Run the following command to verify the configuration:
```
/usr/local/nagios/bin/nagios -v /usr/local/nagios/etc/nagios.cfg
```
Check for any errors or warnings in the output.
If the verification is successful, restart Nagios to apply changes:
```
sudo systemctl restart nagios
```
Open the Nagios Web Interface and confirm the new host appears and is being monitored.

LogStash

logstash

LogStash, a free and open-source server-side data processing pipeline, complements Nagios by handling log management. It is capable of ingesting data from multiple sources, transforming it as required, and forwarding it to a designated storage or monitoring platform, such as Elasticsearch. In this case, LogStash is also deployed on the Nagios server to streamline the collection and processing of logs across the monitored infrastructure.

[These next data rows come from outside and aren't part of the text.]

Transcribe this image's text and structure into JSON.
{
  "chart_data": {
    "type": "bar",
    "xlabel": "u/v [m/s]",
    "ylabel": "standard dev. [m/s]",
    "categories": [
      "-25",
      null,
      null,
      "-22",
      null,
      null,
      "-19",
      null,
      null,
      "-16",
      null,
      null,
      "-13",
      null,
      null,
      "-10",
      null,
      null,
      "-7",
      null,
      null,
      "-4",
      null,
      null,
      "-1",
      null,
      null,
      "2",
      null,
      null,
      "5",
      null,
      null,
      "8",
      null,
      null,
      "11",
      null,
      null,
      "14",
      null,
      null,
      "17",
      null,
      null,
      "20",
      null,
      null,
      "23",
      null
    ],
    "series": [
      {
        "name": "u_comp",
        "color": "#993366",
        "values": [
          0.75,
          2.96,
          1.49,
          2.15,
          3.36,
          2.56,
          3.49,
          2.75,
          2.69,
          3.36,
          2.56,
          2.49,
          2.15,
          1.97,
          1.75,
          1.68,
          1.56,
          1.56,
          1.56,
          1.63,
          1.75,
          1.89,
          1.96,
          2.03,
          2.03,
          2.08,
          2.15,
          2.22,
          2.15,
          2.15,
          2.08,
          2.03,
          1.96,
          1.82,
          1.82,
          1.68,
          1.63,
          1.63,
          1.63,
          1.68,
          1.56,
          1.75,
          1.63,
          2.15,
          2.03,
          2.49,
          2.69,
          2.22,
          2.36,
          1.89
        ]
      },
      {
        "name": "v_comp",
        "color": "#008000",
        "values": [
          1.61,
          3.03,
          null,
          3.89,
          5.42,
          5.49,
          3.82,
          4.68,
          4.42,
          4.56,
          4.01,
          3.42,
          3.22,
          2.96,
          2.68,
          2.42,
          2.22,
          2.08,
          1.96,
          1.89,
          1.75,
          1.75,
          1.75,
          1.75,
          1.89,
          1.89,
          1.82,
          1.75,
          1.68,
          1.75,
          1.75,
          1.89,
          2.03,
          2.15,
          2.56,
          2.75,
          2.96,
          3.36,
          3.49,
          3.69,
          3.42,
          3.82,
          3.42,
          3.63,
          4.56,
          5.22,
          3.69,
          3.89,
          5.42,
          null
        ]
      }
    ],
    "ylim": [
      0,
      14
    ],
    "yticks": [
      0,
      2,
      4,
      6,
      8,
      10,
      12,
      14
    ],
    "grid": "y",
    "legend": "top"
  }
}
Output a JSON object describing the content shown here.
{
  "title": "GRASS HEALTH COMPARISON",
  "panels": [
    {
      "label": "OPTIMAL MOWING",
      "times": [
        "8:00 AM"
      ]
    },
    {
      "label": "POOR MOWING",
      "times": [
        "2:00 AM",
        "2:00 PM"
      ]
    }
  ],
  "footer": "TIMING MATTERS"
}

With LogStash in place, logs from Kubernetes, NCL, MSSQL, and Docker servers can be centralized and parsed for analysis, helping administrators quickly identify and troubleshoot issues.

Ansible

Ansible is another key tool in the infrastructure, designed for automation, software provisioning, and configuration management. As an open-source platform, it simplifies the process of managing complex infrastructures by using human-readable YAML files to define automation tasks. In this setup, Ansible is also installed on the Nagios server, serving as the tool that automates the deployment of Nagios plugins to new hosts. When a new host needs to be monitored, Ansible automates the installation of the necessary monitoring agents and configurations, enabling seamless integration into the existing Nagios monitoring system. This automation drastically reduces the time required for manual configuration and minimizes errors, ensuring that new hosts are properly monitored without delays.